I would say revising the form to a shorter version is not necessarily a bad thing. But when this shorter version is not taught with an understanding of how to use a shorter form then a lot of things will get lost in the transition from longer to shorter form.

So the basics learned in Siu Nim Tao are then practiced in Chum Kiu. As designed there are no new techniques in Chum Kiu that have not been learned in Siu Nim Tao. What is found in Chum Kiu are but the techniques of Siu Nim Tao rearranged to teach the application of the principle of seeking bridge as a fighting strategy.

By comparison, learners of the modern versions of Chum Kiu will now be learning how to step, turn body and seek the bridge. They are only given short samples of how to apply some of the techniques of Siu Nim Tao to carry out the strategy.

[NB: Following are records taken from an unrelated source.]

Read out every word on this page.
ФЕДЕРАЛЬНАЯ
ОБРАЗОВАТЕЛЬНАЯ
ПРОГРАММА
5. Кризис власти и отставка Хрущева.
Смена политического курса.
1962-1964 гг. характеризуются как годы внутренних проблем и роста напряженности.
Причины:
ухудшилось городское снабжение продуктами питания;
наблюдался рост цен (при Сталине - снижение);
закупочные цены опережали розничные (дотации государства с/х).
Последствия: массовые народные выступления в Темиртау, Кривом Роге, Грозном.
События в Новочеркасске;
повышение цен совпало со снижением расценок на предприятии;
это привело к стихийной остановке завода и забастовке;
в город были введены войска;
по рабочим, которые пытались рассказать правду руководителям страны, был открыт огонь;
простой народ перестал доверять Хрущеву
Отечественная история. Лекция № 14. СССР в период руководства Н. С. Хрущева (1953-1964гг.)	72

When you consider the prevalent learning in this limited manner it is not surprising that modern Wing Chun practitioners can learn an entire spectrum of techniques at the Siu Nim Tao level but when they try to apply what they learn in Chi Sau they are only able to use very few techniques instead of using all the techniques as they should. If Wing Chun is a smartly designed art it would have gotten rid of techniques that are not practical or hardly used. But that is not the case though in practice this seems to be it. That students or even teachers fail to see this learning logic is ironic.

At this point we are only considering the basics that should be learned. We have not considered that Wing Chun in the older variants also teach case studies relating to the application of techniques. An example would be how to apply the techniques to counter an opponent using locks.

On another level, the students are also taught to refine they way they move, the way they apply the techniques and so on. The practice of the weapons is meant to enhance and change the way the body is structured and mobilized. In today’s learning of the weapons these “it” factors are missing. They also happen to be indicators as to whether a person has learned the weapons properly.

The Wing Chun system is designed to be learned in a certain way. When practiced following the road map you should acquire certain body characteristics that allows you to apply the techniques in line with the strategy, principles and power generation methods of the system.